The point, for anybody still awake, is me—by which I mean, maybe you, too. I’ll put myself in your shoes. Let’s see if I’m warm.
- Every day is a litany of fast judgments and flawless answers. Television knows the best seat for surviving a plane crash and how to weave to escape a shooter. Family-friends-whoever cure timeless worldly ills with one flippant sentence. The lovely can transform the normal for three easy payments. You say, “I wish I were so sure.” Or “How can anybody be so impossibly full of crap?”
- You’re overwhelmed, weary with information, each expert shaking you by the lapels.
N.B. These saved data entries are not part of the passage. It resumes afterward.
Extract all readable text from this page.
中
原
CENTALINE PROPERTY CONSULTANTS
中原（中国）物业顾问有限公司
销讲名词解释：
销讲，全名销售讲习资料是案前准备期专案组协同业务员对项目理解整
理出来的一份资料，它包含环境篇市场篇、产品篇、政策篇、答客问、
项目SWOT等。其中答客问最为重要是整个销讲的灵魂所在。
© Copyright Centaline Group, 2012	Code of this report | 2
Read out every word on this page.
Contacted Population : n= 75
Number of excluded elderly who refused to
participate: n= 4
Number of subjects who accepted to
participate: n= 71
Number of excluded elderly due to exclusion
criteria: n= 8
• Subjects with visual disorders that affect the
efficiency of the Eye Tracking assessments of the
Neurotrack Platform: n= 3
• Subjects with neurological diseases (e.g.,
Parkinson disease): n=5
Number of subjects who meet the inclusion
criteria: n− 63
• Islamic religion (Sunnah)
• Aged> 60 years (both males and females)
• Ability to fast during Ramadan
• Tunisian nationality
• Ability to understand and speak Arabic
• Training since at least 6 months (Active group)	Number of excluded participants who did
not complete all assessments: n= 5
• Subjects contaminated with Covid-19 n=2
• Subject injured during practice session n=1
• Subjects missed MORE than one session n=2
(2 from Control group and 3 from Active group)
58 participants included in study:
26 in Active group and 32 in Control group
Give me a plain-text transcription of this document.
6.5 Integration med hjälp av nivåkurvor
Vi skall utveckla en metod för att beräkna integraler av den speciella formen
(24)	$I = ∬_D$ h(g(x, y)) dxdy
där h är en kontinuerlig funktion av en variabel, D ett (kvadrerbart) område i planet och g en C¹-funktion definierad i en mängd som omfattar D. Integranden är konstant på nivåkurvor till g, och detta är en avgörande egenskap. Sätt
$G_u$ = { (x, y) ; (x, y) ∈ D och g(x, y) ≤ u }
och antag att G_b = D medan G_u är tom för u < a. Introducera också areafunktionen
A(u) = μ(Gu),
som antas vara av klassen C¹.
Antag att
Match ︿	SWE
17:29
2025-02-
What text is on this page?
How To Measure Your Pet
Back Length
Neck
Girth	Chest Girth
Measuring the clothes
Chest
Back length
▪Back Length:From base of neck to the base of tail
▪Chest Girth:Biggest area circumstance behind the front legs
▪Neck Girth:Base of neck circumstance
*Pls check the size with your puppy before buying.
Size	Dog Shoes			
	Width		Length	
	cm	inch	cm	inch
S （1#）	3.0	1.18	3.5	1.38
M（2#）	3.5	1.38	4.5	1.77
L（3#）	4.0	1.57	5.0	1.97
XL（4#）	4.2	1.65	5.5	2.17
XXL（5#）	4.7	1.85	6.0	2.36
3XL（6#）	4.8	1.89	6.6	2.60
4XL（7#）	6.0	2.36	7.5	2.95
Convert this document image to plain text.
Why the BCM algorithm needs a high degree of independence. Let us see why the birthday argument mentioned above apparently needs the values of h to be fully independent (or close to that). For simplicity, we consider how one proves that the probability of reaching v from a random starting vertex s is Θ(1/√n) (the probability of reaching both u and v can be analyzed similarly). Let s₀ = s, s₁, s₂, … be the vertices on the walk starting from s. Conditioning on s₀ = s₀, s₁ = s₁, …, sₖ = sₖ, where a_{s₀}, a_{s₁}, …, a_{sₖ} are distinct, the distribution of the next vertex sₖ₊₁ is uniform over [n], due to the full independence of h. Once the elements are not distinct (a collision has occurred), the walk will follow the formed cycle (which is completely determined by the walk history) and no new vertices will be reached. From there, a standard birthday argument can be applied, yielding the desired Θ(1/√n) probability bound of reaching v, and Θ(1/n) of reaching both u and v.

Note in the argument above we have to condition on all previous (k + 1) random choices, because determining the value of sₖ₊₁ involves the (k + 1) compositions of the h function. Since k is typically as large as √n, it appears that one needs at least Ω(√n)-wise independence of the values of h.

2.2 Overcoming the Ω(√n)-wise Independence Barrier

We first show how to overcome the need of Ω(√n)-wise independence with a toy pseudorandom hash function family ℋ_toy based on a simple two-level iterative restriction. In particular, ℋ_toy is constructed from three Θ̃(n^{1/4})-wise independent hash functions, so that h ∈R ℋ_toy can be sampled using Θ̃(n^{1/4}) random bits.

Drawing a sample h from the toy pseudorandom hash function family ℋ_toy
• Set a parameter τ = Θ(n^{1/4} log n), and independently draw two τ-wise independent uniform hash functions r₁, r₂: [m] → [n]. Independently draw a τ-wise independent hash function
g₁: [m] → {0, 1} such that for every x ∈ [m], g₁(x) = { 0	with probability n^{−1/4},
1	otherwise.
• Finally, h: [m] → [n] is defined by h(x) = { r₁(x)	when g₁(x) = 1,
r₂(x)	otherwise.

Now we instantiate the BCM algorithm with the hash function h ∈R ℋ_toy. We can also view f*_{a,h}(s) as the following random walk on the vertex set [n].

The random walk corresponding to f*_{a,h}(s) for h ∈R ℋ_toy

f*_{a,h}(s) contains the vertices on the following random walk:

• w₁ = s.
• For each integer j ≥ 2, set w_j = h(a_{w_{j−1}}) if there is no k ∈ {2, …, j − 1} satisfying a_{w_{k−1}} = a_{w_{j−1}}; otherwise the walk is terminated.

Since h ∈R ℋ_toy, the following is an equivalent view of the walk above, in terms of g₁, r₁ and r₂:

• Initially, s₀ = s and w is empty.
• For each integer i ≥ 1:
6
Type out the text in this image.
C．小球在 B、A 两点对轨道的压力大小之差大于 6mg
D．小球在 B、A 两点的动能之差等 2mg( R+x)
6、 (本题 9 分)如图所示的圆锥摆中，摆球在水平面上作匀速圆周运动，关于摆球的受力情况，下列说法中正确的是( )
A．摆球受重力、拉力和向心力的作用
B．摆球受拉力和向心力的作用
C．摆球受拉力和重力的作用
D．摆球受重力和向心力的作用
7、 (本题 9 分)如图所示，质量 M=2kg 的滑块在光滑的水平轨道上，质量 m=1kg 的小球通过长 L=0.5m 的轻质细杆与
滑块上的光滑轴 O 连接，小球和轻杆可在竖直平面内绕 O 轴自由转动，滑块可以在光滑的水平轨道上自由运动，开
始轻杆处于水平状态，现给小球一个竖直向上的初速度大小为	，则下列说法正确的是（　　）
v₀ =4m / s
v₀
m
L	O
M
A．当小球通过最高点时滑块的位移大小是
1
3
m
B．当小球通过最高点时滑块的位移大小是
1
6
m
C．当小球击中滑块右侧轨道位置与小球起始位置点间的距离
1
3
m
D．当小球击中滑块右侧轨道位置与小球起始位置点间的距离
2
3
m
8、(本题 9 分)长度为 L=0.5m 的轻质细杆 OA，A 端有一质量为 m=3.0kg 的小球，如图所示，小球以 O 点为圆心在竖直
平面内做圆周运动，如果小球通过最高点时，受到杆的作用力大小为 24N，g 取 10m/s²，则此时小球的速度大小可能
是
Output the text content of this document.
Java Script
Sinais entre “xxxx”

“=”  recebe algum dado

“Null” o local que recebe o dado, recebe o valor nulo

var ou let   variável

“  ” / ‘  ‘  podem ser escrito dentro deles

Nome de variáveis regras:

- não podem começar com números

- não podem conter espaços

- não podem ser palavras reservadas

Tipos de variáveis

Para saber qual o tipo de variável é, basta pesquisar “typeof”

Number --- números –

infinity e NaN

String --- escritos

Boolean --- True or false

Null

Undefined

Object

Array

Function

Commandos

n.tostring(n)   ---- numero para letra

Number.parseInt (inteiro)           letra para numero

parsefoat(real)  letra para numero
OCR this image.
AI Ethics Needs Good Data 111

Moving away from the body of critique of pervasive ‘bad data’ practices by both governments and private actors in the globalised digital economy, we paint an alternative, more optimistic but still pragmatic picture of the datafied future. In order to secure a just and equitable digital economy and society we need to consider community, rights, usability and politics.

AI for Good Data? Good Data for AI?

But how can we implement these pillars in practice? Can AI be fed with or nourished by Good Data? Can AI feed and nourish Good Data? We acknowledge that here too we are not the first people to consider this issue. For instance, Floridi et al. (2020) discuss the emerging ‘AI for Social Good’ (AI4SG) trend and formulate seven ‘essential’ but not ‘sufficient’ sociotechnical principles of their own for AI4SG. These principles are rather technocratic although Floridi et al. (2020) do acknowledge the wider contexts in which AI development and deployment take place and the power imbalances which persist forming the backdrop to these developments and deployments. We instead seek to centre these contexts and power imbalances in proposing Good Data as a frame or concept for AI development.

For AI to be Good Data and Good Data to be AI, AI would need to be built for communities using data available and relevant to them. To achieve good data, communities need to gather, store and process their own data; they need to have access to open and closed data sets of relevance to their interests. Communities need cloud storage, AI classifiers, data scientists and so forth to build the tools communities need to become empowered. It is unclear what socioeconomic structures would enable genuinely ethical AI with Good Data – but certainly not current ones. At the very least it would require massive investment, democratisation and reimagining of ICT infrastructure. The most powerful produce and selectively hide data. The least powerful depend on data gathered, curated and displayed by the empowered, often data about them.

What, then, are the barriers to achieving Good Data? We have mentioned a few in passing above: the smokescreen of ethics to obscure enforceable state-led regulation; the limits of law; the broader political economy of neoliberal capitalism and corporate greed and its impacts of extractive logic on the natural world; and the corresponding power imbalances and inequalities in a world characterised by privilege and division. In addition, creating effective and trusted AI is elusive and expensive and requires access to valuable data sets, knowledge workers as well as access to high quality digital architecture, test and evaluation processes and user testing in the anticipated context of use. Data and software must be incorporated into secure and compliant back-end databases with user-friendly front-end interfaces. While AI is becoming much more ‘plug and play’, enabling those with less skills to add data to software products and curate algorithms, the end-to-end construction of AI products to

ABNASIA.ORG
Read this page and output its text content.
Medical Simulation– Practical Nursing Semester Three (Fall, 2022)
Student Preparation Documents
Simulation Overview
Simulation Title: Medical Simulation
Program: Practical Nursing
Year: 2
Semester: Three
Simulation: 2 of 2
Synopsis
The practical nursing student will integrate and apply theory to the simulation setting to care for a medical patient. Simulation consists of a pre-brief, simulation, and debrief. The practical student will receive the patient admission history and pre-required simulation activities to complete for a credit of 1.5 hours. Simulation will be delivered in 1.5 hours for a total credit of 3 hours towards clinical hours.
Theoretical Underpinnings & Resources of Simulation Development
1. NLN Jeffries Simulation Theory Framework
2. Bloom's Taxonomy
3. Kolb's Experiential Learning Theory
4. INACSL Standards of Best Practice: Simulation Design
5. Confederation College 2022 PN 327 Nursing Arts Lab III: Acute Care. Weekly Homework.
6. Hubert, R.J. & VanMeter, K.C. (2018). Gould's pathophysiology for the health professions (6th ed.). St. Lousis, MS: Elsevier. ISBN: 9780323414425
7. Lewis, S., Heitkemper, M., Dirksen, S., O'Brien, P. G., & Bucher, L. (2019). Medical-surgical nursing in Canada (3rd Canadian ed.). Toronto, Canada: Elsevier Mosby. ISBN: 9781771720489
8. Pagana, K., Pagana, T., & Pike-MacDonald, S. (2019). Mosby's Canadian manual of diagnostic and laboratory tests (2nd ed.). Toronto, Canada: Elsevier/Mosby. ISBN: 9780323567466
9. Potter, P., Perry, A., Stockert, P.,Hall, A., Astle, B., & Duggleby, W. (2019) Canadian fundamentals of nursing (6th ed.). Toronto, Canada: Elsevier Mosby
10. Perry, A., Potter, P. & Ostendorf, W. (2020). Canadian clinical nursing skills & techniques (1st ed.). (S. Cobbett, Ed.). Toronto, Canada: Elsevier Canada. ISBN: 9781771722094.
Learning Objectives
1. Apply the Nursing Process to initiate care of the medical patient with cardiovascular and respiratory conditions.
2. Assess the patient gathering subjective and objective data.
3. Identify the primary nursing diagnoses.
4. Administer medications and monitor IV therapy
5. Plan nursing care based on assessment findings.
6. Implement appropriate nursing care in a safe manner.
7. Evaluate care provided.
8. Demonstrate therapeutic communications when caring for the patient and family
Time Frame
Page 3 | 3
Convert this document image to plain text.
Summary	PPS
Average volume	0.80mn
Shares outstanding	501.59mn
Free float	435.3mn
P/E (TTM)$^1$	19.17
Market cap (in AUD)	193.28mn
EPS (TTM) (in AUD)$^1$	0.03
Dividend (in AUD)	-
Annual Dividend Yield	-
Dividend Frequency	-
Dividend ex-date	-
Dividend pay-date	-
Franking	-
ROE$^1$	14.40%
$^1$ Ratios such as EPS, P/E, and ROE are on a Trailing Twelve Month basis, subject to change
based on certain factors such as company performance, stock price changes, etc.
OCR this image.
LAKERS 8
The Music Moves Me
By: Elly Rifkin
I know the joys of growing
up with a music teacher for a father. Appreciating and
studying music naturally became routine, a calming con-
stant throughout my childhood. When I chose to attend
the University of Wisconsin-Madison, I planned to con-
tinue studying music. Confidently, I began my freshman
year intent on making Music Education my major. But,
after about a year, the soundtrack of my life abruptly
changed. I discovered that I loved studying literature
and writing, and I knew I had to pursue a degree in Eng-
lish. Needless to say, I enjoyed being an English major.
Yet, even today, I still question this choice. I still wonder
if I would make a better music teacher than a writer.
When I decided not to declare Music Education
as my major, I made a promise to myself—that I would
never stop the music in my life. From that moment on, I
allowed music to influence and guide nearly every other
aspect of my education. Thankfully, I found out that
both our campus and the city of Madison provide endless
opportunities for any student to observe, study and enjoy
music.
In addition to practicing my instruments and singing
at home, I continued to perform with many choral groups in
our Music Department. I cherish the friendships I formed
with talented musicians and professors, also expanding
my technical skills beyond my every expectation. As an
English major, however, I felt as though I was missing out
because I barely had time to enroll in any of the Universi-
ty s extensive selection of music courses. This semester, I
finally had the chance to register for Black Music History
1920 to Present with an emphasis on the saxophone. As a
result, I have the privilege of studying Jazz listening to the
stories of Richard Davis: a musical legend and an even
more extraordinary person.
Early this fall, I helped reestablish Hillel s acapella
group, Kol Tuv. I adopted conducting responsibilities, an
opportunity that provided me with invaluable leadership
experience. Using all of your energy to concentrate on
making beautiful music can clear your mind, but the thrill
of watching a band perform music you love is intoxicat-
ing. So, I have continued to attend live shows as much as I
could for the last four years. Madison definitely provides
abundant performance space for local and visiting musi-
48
Even as you purchase another plan, your own wisdom speaks: “Tend first to your troubled heart, beloved.” “Hush up,” you respond, for the hundredth time, and swipe your credit card.
- Part of you hangs onto the belief that you’ll feel settled eventually, at peace and complete. You’ll be grown up, a finished human being.
- Then, sweet then: questions and doubts will fall silent. You won’t be vulnerable anymore. You won’t have to be humble either, but you will.
- Long before the polls open, your choice will be set.
If your shoes don’t fit me, please forgive my presumption. But if they do, I’m guessing you have balm for humanity in your soul. If only somebody would listen, you would say, “Let’s pay attention to how we treat each other. Then what we should do to fix the world would be clear.”
As for me, I’m not decisive enough to speak up–afraid of sounding frivilous. Until I grow up, I’ll just say that I’m discerning.